Nuclear armed ballistic missile submarines are an exclusive club. Only US, UK, France, Russia, China and India have them. Now North Korea is poised to join the club, bringing more distant targets within range. While North Korea’s first ‘Boomer’ is not technologically comparable to the other classes it is a game changer in the strategic sense. I am cautious to suggest that it will be conducting deterrence patrols off the West Coast of US any time soon, but it does present a launch platform which is not restricted to Korea’s confined landmass. And whatever the submarine’s sea-keeping and endurance relative to proper SSBNs, regional targets such as Japan, Guam and even Hawaii get a bit closer.
(On the balance of probabilities…)
This submarine is a ballistic missile submarine designed to deliver nuclear weapons
It has not been revealed to the public and is not (yet) in the news
Two missiles are carried and can be lunched while the submarine is submerged
The missiles are likely to be smaller and shorter ranged than the BM25 Musudan missiles
For the time being the submarine should be regarded as a test platform, but the inclusion of two missile tubes points to an eventual operational capability
Relative to other ballistic missile submarines the Sinpo Class will be shorter ranged and stay on station for shorter periods of time
However, it can hide in littoral waters and potentially bottom-out on the seabed with minimal systems running for added stealth. Missile support systems would have to be on however.

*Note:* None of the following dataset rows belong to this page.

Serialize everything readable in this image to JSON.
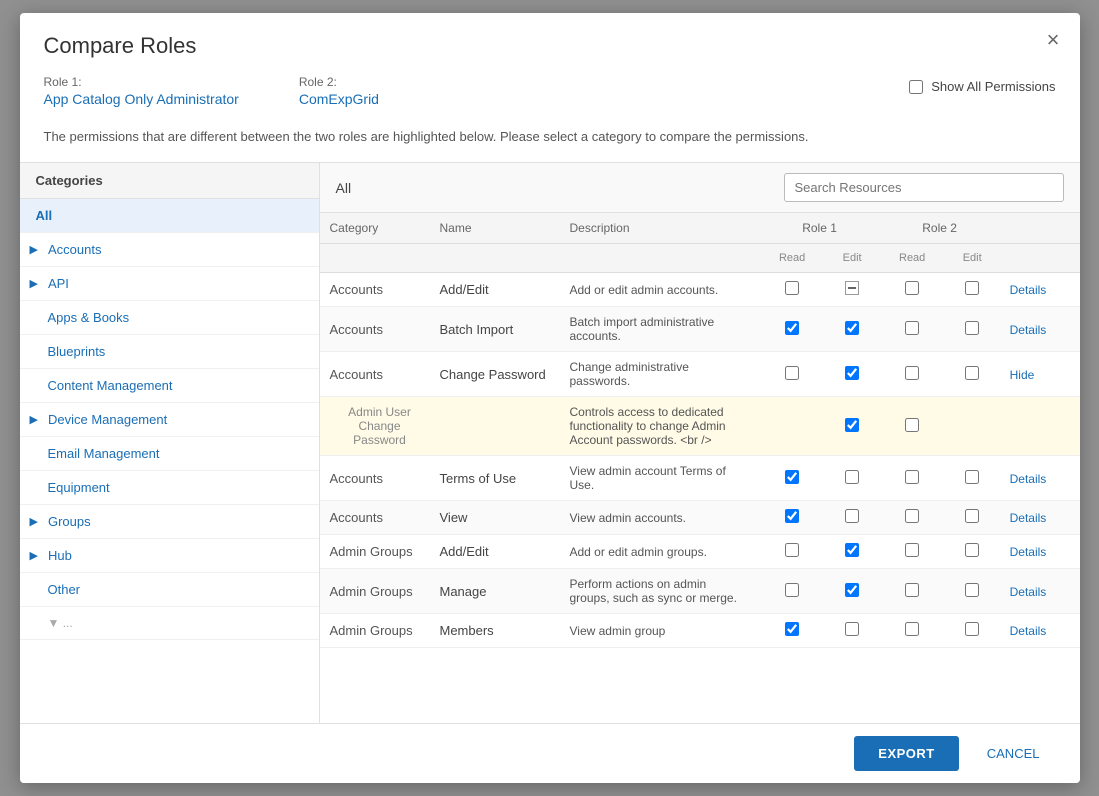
{
  "modal": {
    "title": "Compare Roles",
    "close_label": "×"
  },
  "roles": {
    "role1_label": "Role 1:",
    "role1_value": "App Catalog Only Administrator",
    "role2_label": "Role 2:",
    "role2_value": "ComExpGrid"
  },
  "show_all_permissions": {
    "label": "Show All Permissions"
  },
  "description": "The permissions that are different between the two roles are highlighted below. Please select a category to compare the permissions.",
  "categories": {
    "header": "Categories",
    "items": [
      {
        "label": "All",
        "selected": true,
        "arrow": false,
        "indent": false
      },
      {
        "label": "Accounts",
        "selected": false,
        "arrow": true,
        "indent": true
      },
      {
        "label": "API",
        "selected": false,
        "arrow": true,
        "indent": true
      },
      {
        "label": "Apps & Books",
        "selected": false,
        "arrow": false,
        "indent": true
      },
      {
        "label": "Blueprints",
        "selected": false,
        "arrow": false,
        "indent": true
      },
      {
        "label": "Content Management",
        "selected": false,
        "arrow": false,
        "indent": true
      },
      {
        "label": "Device Management",
        "selected": false,
        "arrow": true,
        "indent": true
      },
      {
        "label": "Email Management",
        "selected": false,
        "arrow": false,
        "indent": true
      },
      {
        "label": "Equipment",
        "selected": false,
        "arrow": false,
        "indent": true
      },
      {
        "label": "Groups",
        "selected": false,
        "arrow": true,
        "indent": true
      },
      {
        "label": "Hub",
        "selected": false,
        "arrow": true,
        "indent": true
      },
      {
        "label": "Other",
        "selected": false,
        "arrow": false,
        "indent": true
      }
    ]
  },
  "content": {
    "title": "All",
    "search_placeholder": "Search Resources",
    "table": {
      "headers": {
        "category": "Category",
        "name": "Name",
        "description": "Description",
        "role1": "Role 1",
        "role2": "Role 2",
        "read": "Read",
        "edit": "Edit"
      },
      "rows": [
        {
          "category": "Accounts",
          "name": "Add/Edit",
          "description": "Add or edit admin accounts.",
          "role1_read": false,
          "role1_edit": "minus",
          "role2_read": false,
          "role2_edit": false,
          "action": "Details",
          "highlighted": false,
          "indent": false
        },
        {
          "category": "Accounts",
          "name": "Batch Import",
          "description": "Batch import administrative accounts.",
          "role1_read": true,
          "role1_edit": true,
          "role2_read": false,
          "role2_edit": false,
          "action": "Details",
          "highlighted": false,
          "indent": false
        },
        {
          "category": "Accounts",
          "name": "Change Password",
          "description": "Change administrative passwords.",
          "role1_read": false,
          "role1_edit": true,
          "role2_read": false,
          "role2_edit": false,
          "action": "Hide",
          "highlighted": false,
          "indent": false
        },
        {
          "category": "",
          "name": "Admin User Change Password",
          "description": "Controls access to dedicated functionality to change Admin Account passwords. <br />",
          "role1_read": null,
          "role1_edit": true,
          "role2_read": false,
          "role2_edit": null,
          "action": "",
          "highlighted": true,
          "indent": true
        },
        {
          "category": "Accounts",
          "name": "Terms of Use",
          "description": "View admin account Terms of Use.",
          "role1_read": true,
          "role1_edit": false,
          "role2_read": false,
          "role2_edit": false,
          "action": "Details",
          "highlighted": false,
          "indent": false
        },
        {
          "category": "Accounts",
          "name": "View",
          "description": "View admin accounts.",
          "role1_read": true,
          "role1_edit": false,
          "role2_read": false,
          "role2_edit": false,
          "action": "Details",
          "highlighted": false,
          "indent": false
        },
        {
          "category": "Admin Groups",
          "name": "Add/Edit",
          "description": "Add or edit admin groups.",
          "role1_read": false,
          "role1_edit": true,
          "role2_read": false,
          "role2_edit": false,
          "action": "Details",
          "highlighted": false,
          "indent": false
        },
        {
          "category": "Admin Groups",
          "name": "Manage",
          "description": "Perform actions on admin groups, such as sync or merge.",
          "role1_read": false,
          "role1_edit": true,
          "role2_read": false,
          "role2_edit": false,
          "action": "Details",
          "highlighted": false,
          "indent": false
        },
        {
          "category": "Admin Groups",
          "name": "Members",
          "description": "View admin group",
          "role1_read": true,
          "role1_edit": false,
          "role2_read": false,
          "role2_edit": false,
          "action": "Details",
          "highlighted": false,
          "indent": false
        }
      ]
    }
  },
  "footer": {
    "export_label": "EXPORT",
    "cancel_label": "CANCEL"
  }
}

North Korean submarine technology is crude but their submarines are aggressively employed and have proven to be a credible threat
The West Coast of US is not yet within operational range but this is a key stepping stone towards that type of capability. Guam and other regional targets remain at risk.
The submarine has two launch tubes mounted in the sail giving the appearance of a Derringer 1866 pistol. This configuration is similar to the Russian GOLF and HOTEL Class submarines. This may be no coincidence as North Korea received a number of GOLF Class hulls as scrap in the 1990s. It also allows the submarine’s hull to be much smaller which is a sensible consideration for a desperately poor country, and even more so if the design is only intended as test platform or limited operating capability. The missiles are likely to be smaller and thus shorter ranged than the BM25 Musudan type in order to maintain a low center of buoyancy whilst the submarine is submerged. They may be liquid fuelled but solid fuel would likely be preferred.
The existence of the North Korean ballistic missile submarine was first revealed on this website on 17th October 2014 (days before other sites). It has since been labelled the “Sinpo Class” after the town where the secret shipyard is located. Go to original article
The new submarine first appeared outside the shipyard at Sinpo between 30th April 2014 (when it was bot present in imagery) and 24th July 2014. The July imagery was not available on Google earth until later in the year. The new type was 65m (213ft) long and had a beam of ~6.5m (21ft), making it much larger than the existing Sang-O (Shark) and Yono Class submarines. The location was in fact associated with the manufacturer of the Sang-O Class small attack submarines and in particular with the enlarged 40m version. Initial assessment by this website (credit to unnamed individuals who assisted in the analysis) pointed to a ballistic missile submarine.
In imagery from 18th December 2014 a raft is visible moored in front of the submarine. This is consistent with rafts used to test launch ballistic missiles from underwater before it is attempted from a crewed submarine. The layout of the raft is remarkably similar to those used by Russia. Together with a rocket engine test stand near the site this strongly reinforces the hypothesis that this submarine is a ballistic missile boat. The Raft was still present in the latest imagery available taken on a 2nd March 2015 overpass:
We can now see the twin missile silo holes in the sail, resembling a Derringer 1866 pistol. The boat’s bridge is squeezed in below and in front of the missile tubes.
The missile test raft
The raft is a platform that can be anchored and sunk to a set depth. It can then be monitored remotely while the missile is launched from a vertical launch tube mounted centrally. We do not have close-up images of the North Korean Raft but it is remarkably similar to the ones used by the Soviet Union during the 1960s.